EX-99.3 4 c06236exv99w3.htm COMPLAINT exv99w3
 

Exhibit 99.3
UNITED STATES DISTRICT COURT
DISTRICT OF COLUMBIA
                     
         
 
            )      
UNITED STATES OF AMERICA     )      
U.S. Department of Justice     )      
Antitrust Division     )      
325 7th Street, NW     )      
Suite 500     )      
Washington, DC 20530     )      
 
            )      
 
      Plaintiff,     )      
 
            )     Case No.:
 
  v.         )      
 
            )     Judge:
EXELON CORPORATION     )      
10 South Dearborn Street     )     Deck Type:
Chicago, IL 60603     )      
 
            )     Filed:
 
  and         )      
 
            )      
PUBLIC SERVICE ENTERPRISE     )      
GROUP INCORPORATED     )      
880 Park Plaza     )      
P.O. Box 1171     )      
Newark, NJ 07101-1171     )      
 
            )      
 
      Defendants.     )      
 
            )      
         
COMPLAINT
     The United States of America, acting under the direction of the Attorney General of the United States, brings this civil action to enjoin the merger of Exelon Corporation (“Exelon”) and Public Service Enterprise Group Incorporated (“PSEG”) and alleges as follows:

 


 

     1. On December 20, 2004, Exelon entered into an agreement to merge with PSEG. The transaction would create one of the largest electricity companies in the United States with total assets of $79 billion and annual revenues of $27 billion.
     2. Exelon and PSEG compete to sell wholesale electricity throughout the Mid-Atlantic and in Illinois, North Carolina, West Virginia, and Ohio.
     3. Exelon and PSEG are the two largest electricity firms in the area encompassing central and eastern Pennsylvania, New Jersey, Delaware, the District of Columbia, and parts of Maryland and Virginia.

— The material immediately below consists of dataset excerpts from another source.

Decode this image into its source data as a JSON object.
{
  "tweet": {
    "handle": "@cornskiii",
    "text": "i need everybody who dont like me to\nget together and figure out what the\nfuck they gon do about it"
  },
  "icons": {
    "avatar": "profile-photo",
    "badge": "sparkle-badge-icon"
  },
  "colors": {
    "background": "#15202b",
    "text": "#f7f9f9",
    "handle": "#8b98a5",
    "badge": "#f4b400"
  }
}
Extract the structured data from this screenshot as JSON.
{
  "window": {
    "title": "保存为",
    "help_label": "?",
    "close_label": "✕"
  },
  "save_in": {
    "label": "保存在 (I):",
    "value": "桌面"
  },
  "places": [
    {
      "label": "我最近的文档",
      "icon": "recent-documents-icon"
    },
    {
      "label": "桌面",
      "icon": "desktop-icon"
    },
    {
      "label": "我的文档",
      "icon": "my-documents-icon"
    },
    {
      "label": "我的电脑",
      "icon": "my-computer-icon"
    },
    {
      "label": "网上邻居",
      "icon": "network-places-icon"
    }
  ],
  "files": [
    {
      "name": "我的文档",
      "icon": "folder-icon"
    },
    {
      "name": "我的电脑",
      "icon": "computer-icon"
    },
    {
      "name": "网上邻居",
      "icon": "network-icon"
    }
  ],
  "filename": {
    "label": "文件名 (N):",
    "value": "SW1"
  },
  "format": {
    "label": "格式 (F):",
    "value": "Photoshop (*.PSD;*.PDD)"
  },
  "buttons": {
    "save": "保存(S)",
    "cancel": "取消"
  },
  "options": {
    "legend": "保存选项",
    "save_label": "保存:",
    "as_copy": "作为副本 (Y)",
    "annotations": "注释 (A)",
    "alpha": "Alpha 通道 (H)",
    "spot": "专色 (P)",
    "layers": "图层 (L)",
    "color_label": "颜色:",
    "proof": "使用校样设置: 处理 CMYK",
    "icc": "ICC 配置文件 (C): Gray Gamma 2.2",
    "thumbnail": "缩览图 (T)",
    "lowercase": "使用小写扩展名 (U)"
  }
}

Together, they would account for more than 35 percent of the electric generating capacity in this area and would have wholesale electricity revenues of approximately $4 billion.
     4. In the eastern portion of this area, which includes the densely populated northern New Jersey and Philadelphia areas, Exelon and PSEG together would account for more than 45 percent of the electric generating capacity in this area and would have wholesale electricity revenues of approximately $3 billion.
     5. Exelon’s merger with PSEG would eliminate competition between them and give the merged firm the incentive and the ability to raise wholesale electricity prices, resulting in increased retail electricity prices for millions of residential, commercial, and industrial customers in these areas.
     6. Accordingly, the merger would substantially lessen competition in violation of Section 7 of the Clayton Act, 15 U.S.C. § 18.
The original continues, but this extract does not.